Kiszone rzodkiewki są genialną przystawką, jak i dodatkiem do dań. W sezonie letnim u mnie królują jako chrupiący dodatek do dań z grilla. Lubię je również dorzucać do chłodnika. Co prawda po kilku dniach tracą malinowy kolor skórki i się wybarwiają, jednakowoż nabierają w smaku.
Osobiście kiszę je od razu w 3 litrowym słoju, więc potrzebuję aż 4 pęczki rzodkiewki, do tego klasycznie koper i świeże zioła z ogrodu, czosnek, przyprawy (ziele angielskie, gorczyca, liść laurowy, liść chrzanu) i klasyczna solanka.
Słój musi być dokładnie umyty i wyparzony.
Ilość ulubionych przypraw odmierzam sobie na dwie części. Jedną część przypraw układam na spód słoja, a drugą przeznaczę na górną część słoja.
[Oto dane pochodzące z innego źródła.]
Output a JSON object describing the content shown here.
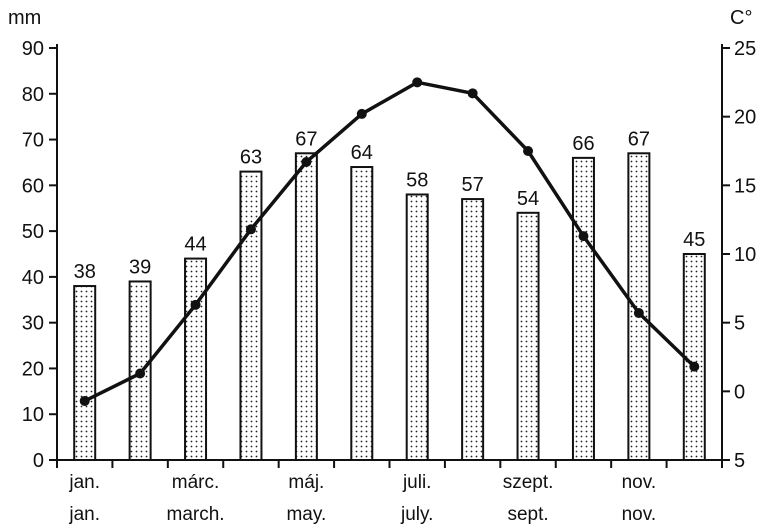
{
  "chart_data": {
    "type": "bar",
    "left_unit": "mm",
    "right_unit": "C°",
    "left_axis": {
      "ylim": [
        0,
        90
      ],
      "ticks": [
        0,
        10,
        20,
        30,
        40,
        50,
        60,
        70,
        80,
        90
      ]
    },
    "right_axis": {
      "ylim": [
        -5,
        25
      ],
      "ticks": [
        -5,
        0,
        5,
        10,
        15,
        20,
        25
      ],
      "tick_labels": [
        "5",
        "0",
        "5",
        "10",
        "15",
        "20",
        "25"
      ]
    },
    "months": [
      {
        "label_hu": "jan.",
        "label_en": "jan."
      },
      {
        "label_hu": "",
        "label_en": ""
      },
      {
        "label_hu": "márc.",
        "label_en": "march."
      },
      {
        "label_hu": "",
        "label_en": ""
      },
      {
        "label_hu": "máj.",
        "label_en": "may."
      },
      {
        "label_hu": "",
        "label_en": ""
      },
      {
        "label_hu": "juli.",
        "label_en": "july."
      },
      {
        "label_hu": "",
        "label_en": ""
      },
      {
        "label_hu": "szept.",
        "label_en": "sept."
      },
      {
        "label_hu": "",
        "label_en": ""
      },
      {
        "label_hu": "nov.",
        "label_en": "nov."
      },
      {
        "label_hu": "",
        "label_en": ""
      }
    ],
    "series": [
      {
        "type": "bar",
        "axis": "left",
        "values": [
          38,
          39,
          44,
          63,
          67,
          64,
          58,
          57,
          54,
          66,
          67,
          45
        ]
      },
      {
        "type": "line",
        "axis": "right",
        "values": [
          -0.7,
          1.3,
          6.3,
          11.8,
          16.7,
          20.2,
          22.5,
          21.7,
          17.5,
          11.3,
          5.7,
          1.8
        ]
      }
    ]
  }
}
U mnie na 3 litrowy słój znalazły się: 4 liście laurowe, 12 ząbków czosnku, 8 kulek ziela angielskiego, łyżeczka gorczycy, jeden liść chrzanowy i garść świeżego oregano.
Na sam dół układam połowę przygotowanych przypraw, czosnku i kopru. Na środek słoja wrzucam wymyte i pozbawione ogonków rzodkiewki wraz z oregano i zasypuję całość resztą przypraw. Na górę układam na ścisk koper. Doskonale on trzyma w ryzach rzodkiewki sprawiając, że nie wypływają, co jest ważne przy fermentach zalewanych solanką.
Wszystkie warzywa dobrze by nie wystawały ponad taflę solanki, istnieje bowiem w takim przypadku niebezpieczeństwo, że rozwiną się pleśnie, a to kwalifikowałoby cały nastaw do wywalenia.
Gdy wszystkie składniki misternie poukładałam w słoju, całość zalewam letnią solanką. Na litr wody używam łyżkę soli, to będzie jakieś 19 gram soli.
W pierwszych dniach kiszonka wygląda prześlicznie, potem kolor rzodkiewek przechodzi do solanki i po kilku dniach kremowe kuleczki rzodkiewki pływają w różowej solance.